The Cancer Genome Atlas (TCGA) is a project, begun in 2005, to catalogue genetic mutations responsible for cancer, using genome sequencing and bioinformatics. TCGA applies high-throughput genome analysis techniques to improve our ability to diagnose, treat, and prevent cancer through a better understanding of the genetic basis of this disease.
TCGA is supervised by the National Cancer Institute's Center for Cancer Genomics and the National Human Genome Research Institute funded by the US government. A three-year pilot project, begun in 2006, focused on characterization of three types of human cancers: glioblastoma multiforme, lung, and ovarian cancer. In 2009, it expanded into phase II, which planned to complete the genomic characterization and sequence analysis of 20-25 different tumor types by 2014. TCGA surpassed that goal, characterizing 33 cancer types including 10 rare cancers. Funding is split between genome characterization centers (GCCs), which perform the sequencing, and genome data analysis centers (GDACs), which perform the bioinformatic analyses.
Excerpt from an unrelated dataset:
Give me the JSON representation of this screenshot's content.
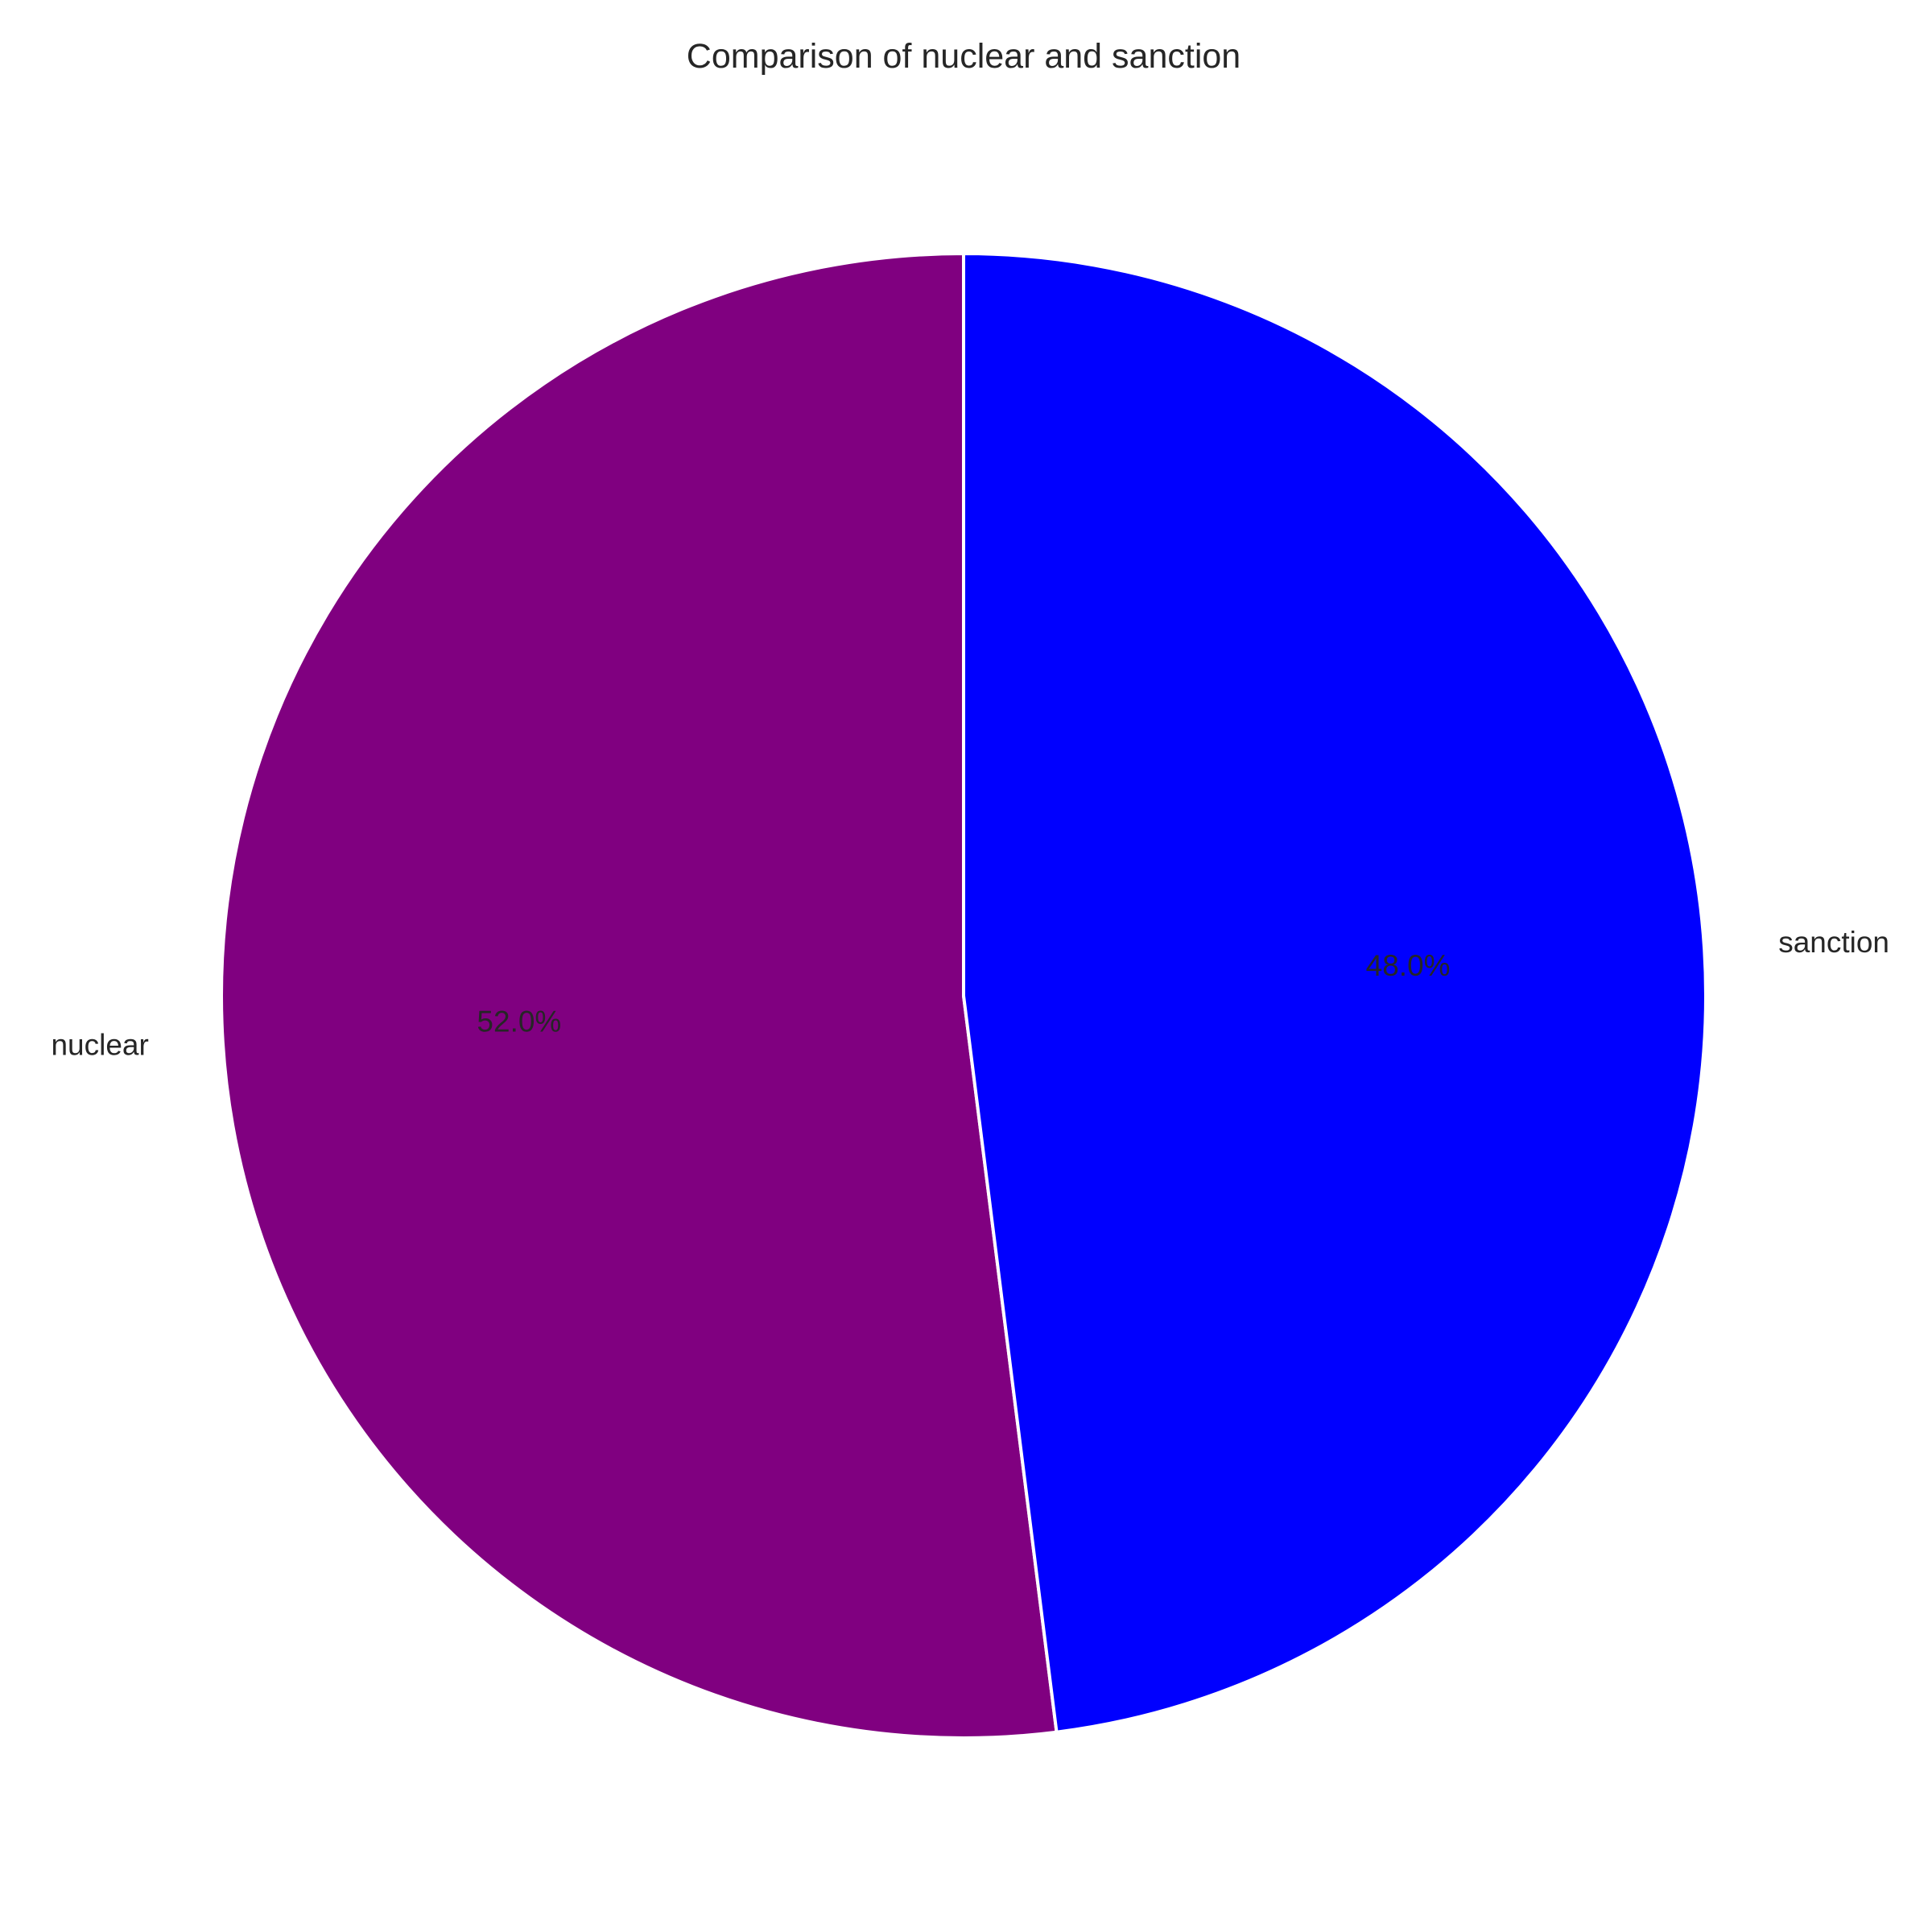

The project scheduled 500 patient samples, more than most genomics studies, and used different techniques to analyze the patient samples. Techniques include gene expression profiling, copy number variation profiling, SNP genotyping, genome wide DNA methylation profiling, microRNA profiling, and exon sequencing of at least 1,200 genes. TCGA is sequencing the entire genomes of some tumors, including at least 6,000 candidate genes and microRNA sequences. This targeted sequencing is being performed by all three sequencing centers using hybrid-capture technology. In phase II, TCGA is performing whole exon sequencing on 80% of the cases and whole genome sequencing on 80% of the cases used in the project.